In Western culture (I’d add “white” to that), we like problems we can solve, problems that we can work through in a straight-forward and linear fashion, problems where we can reach a closure. We got ourselves attached to the Kubler-Ross stages of grieving, which weren’t, in fact, that at all. They were stages of dying — denial, anger, bargaining, depression and acceptance. Dying does, indeed, have an end. Grieving, even when it’s more conventional than the ambiguous losses that Pauline Boss studied, doesn’t end.
My father died in 2001 at age 63. My mother died in 2005 at age 68. I can’t truthfully claim that I think about them every day (I didn’t think about them every day when they were living — it wasn’t the sort of relationship we had). But, I can’t truthfully claim full acceptance of their deaths, either. Every time I see or hear an obituary of someone who made it through their 60s, I wonder why I couldn’t have had my parents a few years longer.

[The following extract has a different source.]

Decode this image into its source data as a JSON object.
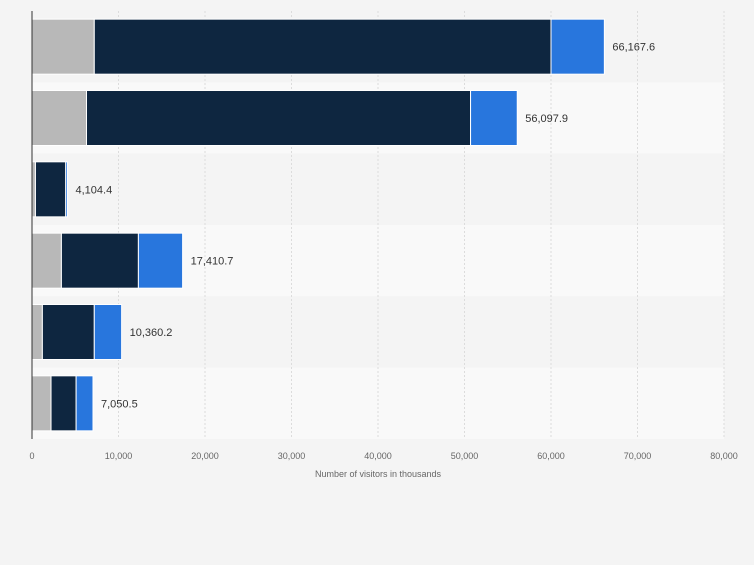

The Seventh Step, I think, is about mystery and paradox. Pauline Boss says that the people who function after an ambiguous loss find a way to live with paradox, with opposing thoughts ringing true at the same time: “he’s probably dead and won’t come back, but maybe he will.”
In the short term, compassion can be fueled with learning and action. In the long term, we’re going to run into trouble if compassion can’t be sustained when we encounter mystery and paradox. I need to accept that some of my beliefs about the world will never be satisfactorily proved by science. Philosophers from ancient times to contemporary trust mystery more than certainty. I can’t assume that I understand anything about another person unless I ask, as illustrated by this blog post: How to listen when you disagree: a lesson from the Republican National Convention by Benjamin Mathes at Urban Confessional.
How do you live and function and express compassion among paradoxes and alongside mystery?